Tuesday, June 15, 2010

'Green' Tea and Sympathy


Wherever I wander, friends jest on the subject of my ever-present mug-o-tea. Tea’s my morning java, diet coke fix, and cocktail; my ‘longevi-tea’. The simple, focused act of brewing tea touches our souls. Tea is a ceremony; a stand-up performance in simplicity.

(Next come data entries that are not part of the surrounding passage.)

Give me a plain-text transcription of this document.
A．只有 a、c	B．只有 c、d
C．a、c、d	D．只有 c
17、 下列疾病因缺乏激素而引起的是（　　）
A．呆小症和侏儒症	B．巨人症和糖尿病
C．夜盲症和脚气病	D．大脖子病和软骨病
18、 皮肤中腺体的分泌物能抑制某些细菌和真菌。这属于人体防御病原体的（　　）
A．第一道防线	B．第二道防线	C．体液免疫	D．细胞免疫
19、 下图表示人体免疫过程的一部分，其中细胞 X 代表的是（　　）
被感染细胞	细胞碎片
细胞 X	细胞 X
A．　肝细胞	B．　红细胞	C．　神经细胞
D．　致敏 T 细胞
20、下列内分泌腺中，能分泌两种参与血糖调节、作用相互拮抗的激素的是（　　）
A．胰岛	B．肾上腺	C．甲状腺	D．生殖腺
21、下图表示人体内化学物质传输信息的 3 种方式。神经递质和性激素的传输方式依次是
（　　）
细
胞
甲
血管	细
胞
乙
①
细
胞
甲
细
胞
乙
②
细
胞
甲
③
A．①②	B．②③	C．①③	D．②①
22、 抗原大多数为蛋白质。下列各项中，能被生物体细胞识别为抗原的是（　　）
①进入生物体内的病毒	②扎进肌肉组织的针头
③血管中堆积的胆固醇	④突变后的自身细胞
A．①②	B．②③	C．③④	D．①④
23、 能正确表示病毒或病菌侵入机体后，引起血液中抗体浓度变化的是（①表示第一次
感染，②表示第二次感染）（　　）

After decades in the wacky food industry, I corroborate food servers consider tea drinkers pains in the tea bag because serving a proper cup of tea requires more attention than simply topping off a steamy cup-o-Joe. The bag needs refreshing, the water needs to be kept hot; topped off, and, “Would it kill you to warm the stone-cold cup with a bit of hot water first?”, I queried as the waitress ‘s eyes rolled back into her head. I accept I’ve morphed into “one of them”; the needy nerdy. Yes, I am a tea-junkie; snob sounds too severe. For if I am too cold, tea warms me up; if I’m too heated, it will cool me down; if I’m depressed, it will cheer me up, and if I’m excited, it will calm me down. After water, tea is the most consumed beverage in the world. Green tea has always been, and remains today, the most popular type of tea from China where historians and botanists believe the plant originated.
Good news! Green tea drinkers appear to have a reduced risk for a wide range of diseases, from simple bacterial or viral infections to cardiovascular disease, cancer, stroke, periodontal disease, glaucoma and osteoporosis. Might it be due to the fact one cup of green tea provides 10-40 mg of polyphenols and has antioxidant effects greater than a serving of broccoli, spinach, carrots, or strawberries?
Tea contains antioxidants that mop up the free radicals before they trash the Temple like an attention-seeking rock star. Green tea contains heavenly-gifted catechins; powerful antioxidants created to mop up free-radicals. According to the U.S. National Cancer Institute, in laboratory studies using animals, catechins scavenged oxidants before cell damage occurred, reduced the number and size of tumors, and inhibited the growth of cancer cells. White tea is said to be even more effective. Smell what’s brewing?
The Journal of Agriculture and Food Chemistry reports the antioxidants in green tea are absorbed into the lens, retina and other eye tissues. They speculate the antioxidant catechins in green tea protect the eye proving that eye structures can absorb significant amounts of catechins that reduce harmful oxidative stress in the eye for up to 20 hours. Hootchie Momma! Visualize your good health if you drank 5 cups a day.

If you have the propensity to clot a lot, green and black tea act like aspirin by blocking the formation of thromboxane A2, hence reducing the risk of heart attack and thrombotic stroke. If you take Coumadin, don’t fret, just be consistent and inform your phlebotomist.

Recently, the Journal of Preventive Medicine published a study revealing the correlating between tooth loss and green tea consumption. Those who one to two cups daily had 18% less risk of losing teeth, and those who drank five or more cups daily faced 23% less risk.
Regarding the glittery caffeine conundrum, a 5 ounce cup of coffee contains 80 milligrams; a 1 ounce bag of black tea 40 milligrams; Oolong, 30 milligrams and one ounce of green tea a paltry 20. The reason I say this is because some of us with heart concerns, including me, cannot let their heart become over-stimulated for we will roll into arrhythmia.
In the book, The Green Tea Book, “Despite a high percentage of smokers (75% of adult men), Japan has an astonishingly low rate of heart disease. It seems possible the polyphenols in black and especially green tea cause the same paradox that polyphenols in red wine lead to. An encouraging Japanese epidemiology study concluded drinking eight to ten cups green or black tea per day can positively affect cholesterol levels whether you smoke, drink are overweight or obese.
Armed with these nutritional nuggets, it shouldn’t be too long till you’re brewin’ Oolong.